Photos: des lions blancs au Parc Safari de Hemmingford

09/02/2012 10:25 EST | Actualisé 09/02/2012 10:26 EST
AFP/Getty Images

HEMMINGFORD, 9 février 2012 (AFP) - Les coussinets des pattes du lion blanc glissent un peu sur la glace, mais le grand félin joue gaiement avec un bidon en plastique comme un chaton avec une pelote de laine: le carnivore africain s'est bien adapté au rude hiver canadien.

Dans un enclos voisin, une belle hyène tachetée a du mal à éviter un grand écart, comme un personnage de dessin animé, alors qu'elle cherche à grimper sur un podium couvert de neige glacée, où l'attend de la viande cachée dans une boîte de carton, à déchirer à belles dents.

L'immense Parc Safari propose sur près de 400 hectares «l'Afrique au coeur du Québec» à Hemmingford, à 70 km de Montréal. Les visiteurs peuvent y rencontrer lions, hyènes, chameaux, éléphants... 520 animaux au total.

La direction de l'établissement suit un «concept disneyesque», dit le propriétaire Jean-Pierre Ranger, «faisant entrer les visiteurs dans un monde de divertissement plutôt que de zoologie pure».

Ainsi, en marge de la tournée au parc, les enfants peuvent se voir offrir une promenade non seulement à dos de poney, mais aussi... à dos d'éléphant.

Le parc est fermé en hiver mais ses pensionnaires sortent de leurs cages chauffées même par des températures très fraîches.

Plusieurs espèces d'animaux africains s'y adaptent bien et passent plusieurs heures par jour sur la neige et la glace, dit Sophie Robidoux, directrice zoologique du Parc Safari.

«On les laisse à l’intérieur s'il fait vraiment trop froid.
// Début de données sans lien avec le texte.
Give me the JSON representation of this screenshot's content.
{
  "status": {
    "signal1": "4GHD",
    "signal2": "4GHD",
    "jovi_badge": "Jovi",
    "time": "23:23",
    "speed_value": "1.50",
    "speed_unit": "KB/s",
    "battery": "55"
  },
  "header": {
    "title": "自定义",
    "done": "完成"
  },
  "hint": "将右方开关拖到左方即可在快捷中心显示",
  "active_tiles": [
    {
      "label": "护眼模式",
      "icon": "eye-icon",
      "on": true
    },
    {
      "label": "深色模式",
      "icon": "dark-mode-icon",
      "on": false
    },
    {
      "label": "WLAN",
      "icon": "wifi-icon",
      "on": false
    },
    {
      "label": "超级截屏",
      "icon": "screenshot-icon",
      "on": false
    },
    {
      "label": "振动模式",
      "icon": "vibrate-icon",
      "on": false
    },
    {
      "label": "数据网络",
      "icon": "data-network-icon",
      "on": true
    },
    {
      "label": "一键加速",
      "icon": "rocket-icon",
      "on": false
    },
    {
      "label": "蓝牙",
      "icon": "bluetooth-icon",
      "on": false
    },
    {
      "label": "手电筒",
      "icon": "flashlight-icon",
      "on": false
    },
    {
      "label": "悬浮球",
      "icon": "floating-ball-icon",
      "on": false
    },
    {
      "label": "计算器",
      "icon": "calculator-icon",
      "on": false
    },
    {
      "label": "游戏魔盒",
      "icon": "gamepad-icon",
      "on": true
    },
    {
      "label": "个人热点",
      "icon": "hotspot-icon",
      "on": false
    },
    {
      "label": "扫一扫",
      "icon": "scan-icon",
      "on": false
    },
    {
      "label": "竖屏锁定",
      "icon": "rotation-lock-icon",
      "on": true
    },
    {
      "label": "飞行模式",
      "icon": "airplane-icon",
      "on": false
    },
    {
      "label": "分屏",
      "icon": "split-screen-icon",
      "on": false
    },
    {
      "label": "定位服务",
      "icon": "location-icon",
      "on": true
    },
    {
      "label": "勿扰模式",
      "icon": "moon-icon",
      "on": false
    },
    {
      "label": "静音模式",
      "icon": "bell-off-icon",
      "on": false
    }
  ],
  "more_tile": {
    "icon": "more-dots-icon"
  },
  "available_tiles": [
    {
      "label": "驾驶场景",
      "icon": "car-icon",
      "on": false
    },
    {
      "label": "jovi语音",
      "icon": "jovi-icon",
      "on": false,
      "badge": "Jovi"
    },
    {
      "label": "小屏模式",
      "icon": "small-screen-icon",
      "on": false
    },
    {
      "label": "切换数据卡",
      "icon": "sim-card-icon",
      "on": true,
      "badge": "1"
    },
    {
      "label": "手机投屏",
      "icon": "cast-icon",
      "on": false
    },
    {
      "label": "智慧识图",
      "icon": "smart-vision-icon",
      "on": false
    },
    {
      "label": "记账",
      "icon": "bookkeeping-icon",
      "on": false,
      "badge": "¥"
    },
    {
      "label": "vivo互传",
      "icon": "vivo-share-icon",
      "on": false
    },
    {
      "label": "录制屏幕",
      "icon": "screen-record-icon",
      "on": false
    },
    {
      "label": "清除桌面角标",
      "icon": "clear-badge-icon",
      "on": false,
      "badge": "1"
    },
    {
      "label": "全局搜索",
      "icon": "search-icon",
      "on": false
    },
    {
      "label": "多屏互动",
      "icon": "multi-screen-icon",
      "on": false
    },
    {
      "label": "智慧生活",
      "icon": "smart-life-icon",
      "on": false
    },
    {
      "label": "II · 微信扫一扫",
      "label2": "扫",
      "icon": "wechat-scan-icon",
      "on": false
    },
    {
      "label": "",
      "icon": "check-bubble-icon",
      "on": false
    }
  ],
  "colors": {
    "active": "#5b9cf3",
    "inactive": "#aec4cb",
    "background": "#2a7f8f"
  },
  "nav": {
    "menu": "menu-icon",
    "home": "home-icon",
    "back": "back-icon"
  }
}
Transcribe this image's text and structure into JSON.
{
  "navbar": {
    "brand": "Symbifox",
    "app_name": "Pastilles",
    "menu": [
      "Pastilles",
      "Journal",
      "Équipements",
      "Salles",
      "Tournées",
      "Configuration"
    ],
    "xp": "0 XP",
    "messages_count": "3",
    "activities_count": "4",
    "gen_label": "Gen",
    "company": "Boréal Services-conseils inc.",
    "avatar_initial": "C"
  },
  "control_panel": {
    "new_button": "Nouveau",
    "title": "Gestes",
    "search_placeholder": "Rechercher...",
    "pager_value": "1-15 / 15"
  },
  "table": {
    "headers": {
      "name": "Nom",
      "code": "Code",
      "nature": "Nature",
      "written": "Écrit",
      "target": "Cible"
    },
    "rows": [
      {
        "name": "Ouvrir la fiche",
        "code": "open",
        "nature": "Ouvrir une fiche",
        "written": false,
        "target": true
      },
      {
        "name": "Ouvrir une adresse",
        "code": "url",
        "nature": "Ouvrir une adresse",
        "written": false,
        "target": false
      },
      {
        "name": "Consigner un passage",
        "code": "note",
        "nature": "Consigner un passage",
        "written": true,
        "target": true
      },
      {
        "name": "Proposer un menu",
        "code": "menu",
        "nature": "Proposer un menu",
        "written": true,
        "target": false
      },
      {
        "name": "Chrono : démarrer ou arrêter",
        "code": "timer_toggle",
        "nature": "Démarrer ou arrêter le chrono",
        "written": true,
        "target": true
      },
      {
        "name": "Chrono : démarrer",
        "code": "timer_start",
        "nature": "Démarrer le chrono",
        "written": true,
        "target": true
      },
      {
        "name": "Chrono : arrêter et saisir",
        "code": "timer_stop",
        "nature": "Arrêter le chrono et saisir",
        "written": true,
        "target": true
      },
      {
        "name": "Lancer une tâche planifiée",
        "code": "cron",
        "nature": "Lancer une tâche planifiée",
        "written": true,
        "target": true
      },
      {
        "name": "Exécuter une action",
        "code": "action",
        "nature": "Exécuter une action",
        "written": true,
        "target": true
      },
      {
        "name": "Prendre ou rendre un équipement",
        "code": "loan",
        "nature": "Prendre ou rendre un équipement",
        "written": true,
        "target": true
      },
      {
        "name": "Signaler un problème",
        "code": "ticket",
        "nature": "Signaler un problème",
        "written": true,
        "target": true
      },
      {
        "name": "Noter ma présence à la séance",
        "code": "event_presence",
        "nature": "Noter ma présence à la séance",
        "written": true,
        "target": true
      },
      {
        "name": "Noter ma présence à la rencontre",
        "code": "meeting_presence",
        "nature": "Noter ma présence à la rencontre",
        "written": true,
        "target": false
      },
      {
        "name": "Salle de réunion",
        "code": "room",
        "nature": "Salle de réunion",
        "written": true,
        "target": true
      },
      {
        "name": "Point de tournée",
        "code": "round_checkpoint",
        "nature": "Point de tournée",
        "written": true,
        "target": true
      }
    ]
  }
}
Ou quand il y a une grosse grosse bordée de neige», dit-elle. «Là, on a trop d’ouvrage (travail) pour les sortir à l’extérieur».

Mais ses pensionnaires poilus n'ont jamais ni rhume ni mal de gorge. «On n’a pas à leur donner d’antibiotiques pour des problèmes de respiration», ajoute Sophie Robidoux. Bien entendu, la question ne se pose pas pour les tigres de Sibérie. «Eux, ils préfèrent l'hiver, ils n'aiment pas l'été».

Pour récompenser les animaux africains et aussi leur faire retrouver des comportements qu'ils pourraient avoir dans leur environnement naturel, on leur offre des «enrichissements».

Il s'agit le plus souvent de morceaux de viande cachés dans des boîtes en carton placées en des endroits difficiles d'accès, sur des poteaux, où l'animal ne peut les atteindre qu'en sautant, ou, parfois, enfouis dans la neige que les carnivores n'hésitent pas à fouiller, guidés par leur odorat.

Bien entendu, chez les lions, c'est le mâle qui se sert le premier, ou la plus vigoureuse des deux lionnes. Chez les hyènes, espèce strictement matriarcale, le mâle est réduit à attendre dans un coin que les dames terminent leur banquet.

Certains locataires ne sortent jamais l'hiver. Les chimpanzés, par exemple, sont jugés délicats et on ne les y invite même pas. C'est aussi le cas des éléphants, telle la digne dame de 40 ans baptisée Churchill.

«Elle aurait peur de glisser ou de se blesser», dit Francis Lavigne, adjoint de Mme Robidoux chargé des grands pachydermes.

Et surtout, Mme Churchill adore le contact humain - elle comprend une cinquantaine d'ordres qu'on lui donne en anglais, nonobstant la défense du français québécois, et obéit avec joie, lève la patte gauche ou droite, tourne sur place...

Au-delà de leurs côtés festifs et éducatifs, les zoos jouent aussi un rôle pour la recherche et pour la conservation animale. «Les lions blancs, on les importe pour les sauver», dit Sophie Robidoux.

Forme mutante du lion, dont la fourrure blanche est due à un allèle (version de gène) récessif, les lions blancs sont peu nombreux et se reproduisent surtout en captivité. Ils appartiennent à une sous-espèce du parc de Kruger, une immense réserve naturelle d'Afrique du Sud.